The highly regarded rapper is looking to obtain a trademark for his Sunday Service clothing, and should his application meet federal approval, he will be earning some serious scratch on those revered days through well-attended weekly church gatherings.
— Complex (@Complex) July 24, 2019
The 42-year-old performer’s feats, not to mention the antics of wife Kim Kardashian and her family, have given Promo Marketing some interesting chances to chronicle just how far that people will go to earn a buck. With respect to West, he most recently reached our radar in April, when people balked at the prices for his Coachella Valley Music and Arts Festival merchandise, especially since he hawked it on Easter Sunday.

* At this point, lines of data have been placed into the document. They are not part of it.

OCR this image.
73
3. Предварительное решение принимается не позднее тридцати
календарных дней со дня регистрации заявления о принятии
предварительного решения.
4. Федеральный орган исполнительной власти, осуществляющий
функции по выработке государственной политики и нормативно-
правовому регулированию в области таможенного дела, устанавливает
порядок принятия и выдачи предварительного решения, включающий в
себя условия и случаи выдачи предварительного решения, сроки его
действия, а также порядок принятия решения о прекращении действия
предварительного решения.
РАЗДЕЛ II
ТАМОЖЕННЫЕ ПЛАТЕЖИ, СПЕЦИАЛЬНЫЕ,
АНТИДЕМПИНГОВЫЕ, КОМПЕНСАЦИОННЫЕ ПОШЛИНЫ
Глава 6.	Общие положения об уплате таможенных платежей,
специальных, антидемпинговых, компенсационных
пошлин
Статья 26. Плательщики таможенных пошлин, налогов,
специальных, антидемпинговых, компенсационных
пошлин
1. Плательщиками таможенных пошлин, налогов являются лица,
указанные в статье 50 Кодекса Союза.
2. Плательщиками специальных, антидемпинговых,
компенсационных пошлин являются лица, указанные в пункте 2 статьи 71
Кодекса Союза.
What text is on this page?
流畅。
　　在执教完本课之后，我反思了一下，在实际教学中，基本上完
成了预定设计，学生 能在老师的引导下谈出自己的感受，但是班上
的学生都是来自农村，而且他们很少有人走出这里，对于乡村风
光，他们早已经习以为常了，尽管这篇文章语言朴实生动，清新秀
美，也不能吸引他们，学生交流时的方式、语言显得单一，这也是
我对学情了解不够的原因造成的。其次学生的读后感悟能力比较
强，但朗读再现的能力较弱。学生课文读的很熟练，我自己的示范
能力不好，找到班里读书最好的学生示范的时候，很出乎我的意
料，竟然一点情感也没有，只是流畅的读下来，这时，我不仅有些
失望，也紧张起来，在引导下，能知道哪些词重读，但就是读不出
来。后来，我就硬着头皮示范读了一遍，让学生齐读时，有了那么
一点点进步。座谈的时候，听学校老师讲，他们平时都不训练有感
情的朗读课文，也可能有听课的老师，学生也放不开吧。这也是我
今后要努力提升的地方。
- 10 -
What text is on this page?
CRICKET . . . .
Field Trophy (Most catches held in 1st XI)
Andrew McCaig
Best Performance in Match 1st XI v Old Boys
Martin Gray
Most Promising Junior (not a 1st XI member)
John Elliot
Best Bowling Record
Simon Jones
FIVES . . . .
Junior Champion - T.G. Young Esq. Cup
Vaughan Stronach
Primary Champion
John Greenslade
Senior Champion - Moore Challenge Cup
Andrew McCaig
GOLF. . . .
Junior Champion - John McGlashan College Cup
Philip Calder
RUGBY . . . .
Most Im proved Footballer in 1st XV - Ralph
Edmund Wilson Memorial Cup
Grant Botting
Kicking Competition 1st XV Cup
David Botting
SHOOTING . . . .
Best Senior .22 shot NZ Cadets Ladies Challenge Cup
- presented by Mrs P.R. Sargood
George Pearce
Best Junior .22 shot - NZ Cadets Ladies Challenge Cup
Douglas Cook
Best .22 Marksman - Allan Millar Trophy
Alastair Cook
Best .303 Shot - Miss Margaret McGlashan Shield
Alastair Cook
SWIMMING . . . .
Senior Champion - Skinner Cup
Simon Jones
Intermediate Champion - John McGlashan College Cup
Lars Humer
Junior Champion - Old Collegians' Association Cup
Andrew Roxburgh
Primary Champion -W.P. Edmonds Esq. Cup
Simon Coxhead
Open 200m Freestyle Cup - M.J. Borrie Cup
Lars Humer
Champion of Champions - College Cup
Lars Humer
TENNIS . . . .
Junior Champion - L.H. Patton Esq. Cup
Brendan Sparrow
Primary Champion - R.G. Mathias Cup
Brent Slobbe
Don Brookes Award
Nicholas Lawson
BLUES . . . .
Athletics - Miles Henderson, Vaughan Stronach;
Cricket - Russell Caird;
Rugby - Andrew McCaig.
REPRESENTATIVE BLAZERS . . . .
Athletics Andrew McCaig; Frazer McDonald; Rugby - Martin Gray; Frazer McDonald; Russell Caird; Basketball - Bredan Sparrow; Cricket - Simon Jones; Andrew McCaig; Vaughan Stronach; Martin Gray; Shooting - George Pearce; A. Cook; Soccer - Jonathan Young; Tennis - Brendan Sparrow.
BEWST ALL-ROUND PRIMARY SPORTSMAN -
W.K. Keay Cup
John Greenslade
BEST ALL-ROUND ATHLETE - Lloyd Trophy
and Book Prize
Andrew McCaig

Those items, including dresses, footwear, headwear, jackets, loungewear, scarves, shirts, socks and tops (what, no love for gloves?), would become the protected apparel options within the Sunday Service clothing line. Since West is worth a reported $240 million, the man does not exactly need to be pondering ways to increase his bank account, but since the Coachella products went for such high prices, it is likely a fair assessment that the Sunday Service garb is going to have consumers looking to the heavens and wondering why he thought to charge them so much. What’s funny, though, is that they will likely pardon his economic sin and purchase a product or two anyway, as they definitely do not want for him to consider them “heartless.” (Thank you.)
However, isn’t West the one who should truly feel pangs of guilt? His morning Sunday Services give people a free opportunity to see him perform and share their faith with him, so one could argue that he has every right to monetize his presence in some way. But, another person could say that he could take a much higher road and just abstain from selling anything, focusing solely on walking away from the services with only good vibes from the attendees and not their cash, too.
Should West, if the Sunday Service merchandise becomes trademarked, keep prices low, or—pun totally intended—is the sky the limit?